Just read "My President Was Black," Ta-Nehisi Coates' spectacular article in The Atlantic about Obama's legacy as America's first Black president. It's a lengthy read, it took me about an hour to fully digest. However, it is incredibly detailed and profound. When I finished it, I literally clapped at my laptop screen. Coates analyses Obama's legacy within the context of American history and within the context of Trump's win. He offers a thoughtful critique of Obama's "brand" of blackness and interrogates Obama's interactions with Black America. I am grateful that Ta-Nehisi Coates labored to create this masterful work. Here are the most poignant quotes. They are long:
"There are no clean victories for black people, nor, perhaps, for any people. The presidency of Barack Obama is no different. One can now say that an African American individual can rise to the same level as a white individual, and yet also say that the number of black individuals who actually qualify for that status will be small. One thinks of Serena Williams, whose dominance and stunning achievements can’t, in and of themselves, ensure equal access to tennis facilities for young black girls. The gate is open and yet so very far away."

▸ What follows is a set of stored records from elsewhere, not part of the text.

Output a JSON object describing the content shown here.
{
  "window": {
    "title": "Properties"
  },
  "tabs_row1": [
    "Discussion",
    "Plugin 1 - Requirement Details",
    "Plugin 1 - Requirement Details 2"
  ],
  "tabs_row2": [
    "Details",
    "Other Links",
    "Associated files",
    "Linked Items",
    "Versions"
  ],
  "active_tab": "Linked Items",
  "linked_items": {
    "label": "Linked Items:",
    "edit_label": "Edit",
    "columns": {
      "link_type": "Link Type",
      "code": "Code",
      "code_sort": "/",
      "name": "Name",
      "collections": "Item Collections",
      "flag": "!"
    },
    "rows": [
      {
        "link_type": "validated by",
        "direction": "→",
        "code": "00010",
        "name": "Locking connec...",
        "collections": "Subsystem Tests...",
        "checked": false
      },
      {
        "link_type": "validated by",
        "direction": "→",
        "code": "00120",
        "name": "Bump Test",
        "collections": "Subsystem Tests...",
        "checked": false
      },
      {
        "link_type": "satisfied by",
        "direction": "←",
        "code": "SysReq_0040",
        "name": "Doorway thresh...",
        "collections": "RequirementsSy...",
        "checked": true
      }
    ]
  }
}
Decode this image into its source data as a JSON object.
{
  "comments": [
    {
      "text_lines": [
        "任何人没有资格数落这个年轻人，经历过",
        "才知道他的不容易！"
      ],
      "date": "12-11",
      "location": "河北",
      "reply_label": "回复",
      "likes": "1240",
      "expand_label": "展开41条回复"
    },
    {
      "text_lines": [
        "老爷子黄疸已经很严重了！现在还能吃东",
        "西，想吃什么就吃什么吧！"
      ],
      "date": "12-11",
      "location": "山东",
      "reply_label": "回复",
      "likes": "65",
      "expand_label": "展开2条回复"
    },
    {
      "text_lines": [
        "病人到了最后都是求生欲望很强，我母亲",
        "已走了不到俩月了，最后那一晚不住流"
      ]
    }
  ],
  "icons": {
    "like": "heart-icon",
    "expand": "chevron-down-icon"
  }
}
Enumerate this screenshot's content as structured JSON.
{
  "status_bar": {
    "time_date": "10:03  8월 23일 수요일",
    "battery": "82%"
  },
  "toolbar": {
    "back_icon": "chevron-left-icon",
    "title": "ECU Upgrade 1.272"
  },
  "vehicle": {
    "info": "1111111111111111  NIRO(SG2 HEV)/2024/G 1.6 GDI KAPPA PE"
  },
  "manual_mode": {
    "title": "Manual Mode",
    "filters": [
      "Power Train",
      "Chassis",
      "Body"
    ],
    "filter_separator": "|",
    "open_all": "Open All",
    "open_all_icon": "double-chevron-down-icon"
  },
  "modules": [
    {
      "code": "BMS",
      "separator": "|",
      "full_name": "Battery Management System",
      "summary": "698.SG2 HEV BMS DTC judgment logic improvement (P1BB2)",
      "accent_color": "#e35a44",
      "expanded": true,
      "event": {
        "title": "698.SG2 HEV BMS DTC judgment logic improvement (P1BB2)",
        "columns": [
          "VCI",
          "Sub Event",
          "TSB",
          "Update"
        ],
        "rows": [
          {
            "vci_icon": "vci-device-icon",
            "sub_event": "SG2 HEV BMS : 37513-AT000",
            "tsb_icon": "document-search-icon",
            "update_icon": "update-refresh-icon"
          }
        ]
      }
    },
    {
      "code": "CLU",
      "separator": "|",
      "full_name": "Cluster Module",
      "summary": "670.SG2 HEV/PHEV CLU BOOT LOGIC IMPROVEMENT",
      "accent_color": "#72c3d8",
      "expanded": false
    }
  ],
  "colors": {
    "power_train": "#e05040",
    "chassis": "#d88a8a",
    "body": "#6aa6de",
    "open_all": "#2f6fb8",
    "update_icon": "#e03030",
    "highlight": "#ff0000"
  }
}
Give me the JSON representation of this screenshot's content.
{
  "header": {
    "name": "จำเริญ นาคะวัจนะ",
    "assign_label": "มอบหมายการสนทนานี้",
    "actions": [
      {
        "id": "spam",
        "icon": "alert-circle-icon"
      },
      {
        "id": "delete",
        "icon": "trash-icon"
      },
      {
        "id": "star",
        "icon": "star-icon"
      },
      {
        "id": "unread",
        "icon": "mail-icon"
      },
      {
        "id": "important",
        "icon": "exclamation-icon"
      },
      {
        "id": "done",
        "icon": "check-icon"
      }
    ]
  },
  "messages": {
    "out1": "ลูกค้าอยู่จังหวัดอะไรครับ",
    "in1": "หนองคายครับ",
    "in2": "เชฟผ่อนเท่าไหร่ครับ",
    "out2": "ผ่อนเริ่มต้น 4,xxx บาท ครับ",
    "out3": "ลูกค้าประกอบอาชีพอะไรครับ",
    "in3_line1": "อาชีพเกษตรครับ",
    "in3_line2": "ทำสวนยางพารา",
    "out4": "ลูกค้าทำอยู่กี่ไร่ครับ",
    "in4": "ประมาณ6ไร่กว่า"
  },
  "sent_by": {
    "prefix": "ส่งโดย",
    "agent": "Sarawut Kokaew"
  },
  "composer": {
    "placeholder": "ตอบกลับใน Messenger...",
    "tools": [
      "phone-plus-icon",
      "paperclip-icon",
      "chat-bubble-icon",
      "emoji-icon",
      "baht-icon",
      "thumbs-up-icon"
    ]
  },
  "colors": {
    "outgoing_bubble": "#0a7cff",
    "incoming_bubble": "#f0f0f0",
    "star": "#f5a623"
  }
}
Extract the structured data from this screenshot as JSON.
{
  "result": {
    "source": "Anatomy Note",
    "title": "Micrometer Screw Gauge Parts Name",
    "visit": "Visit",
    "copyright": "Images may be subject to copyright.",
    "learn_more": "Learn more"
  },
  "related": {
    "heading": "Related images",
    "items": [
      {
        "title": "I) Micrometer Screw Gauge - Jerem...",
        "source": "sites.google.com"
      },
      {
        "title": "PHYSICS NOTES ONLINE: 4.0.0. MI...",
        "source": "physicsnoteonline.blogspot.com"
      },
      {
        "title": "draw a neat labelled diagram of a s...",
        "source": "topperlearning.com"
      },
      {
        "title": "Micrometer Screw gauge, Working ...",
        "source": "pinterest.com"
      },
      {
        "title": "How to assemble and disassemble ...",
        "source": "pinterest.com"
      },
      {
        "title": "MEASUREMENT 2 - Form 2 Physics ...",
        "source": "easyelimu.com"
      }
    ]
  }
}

"The election of Donald Trump confirmed everything I knew of my country and none of what I could accept. The idea that America would follow its first black president with Donald Trump accorded with its history. I was shocked at my own shock. I had wanted Obama to be right."
"For 8 years Barack Obama walked on ice and never fell."
Coates also said Obama became black with "minimal trauma." I struggled to accept that argument. There's an air of dismissal in this article - one that undermines Obama's "blackness" by virtue of his unique upbringing. There is no way that one grows up black with minimal trauma. However, while Coates is questioning Obama's blackness, I guess it is more accurate to say that he is more so interrogating it through a historical lens. Obama may be "black" but he is not Black American. Although we desperately want him to, he does not actually represent our legacy as the descendants of enslaved people. This is one of the best long-form articles of 2016.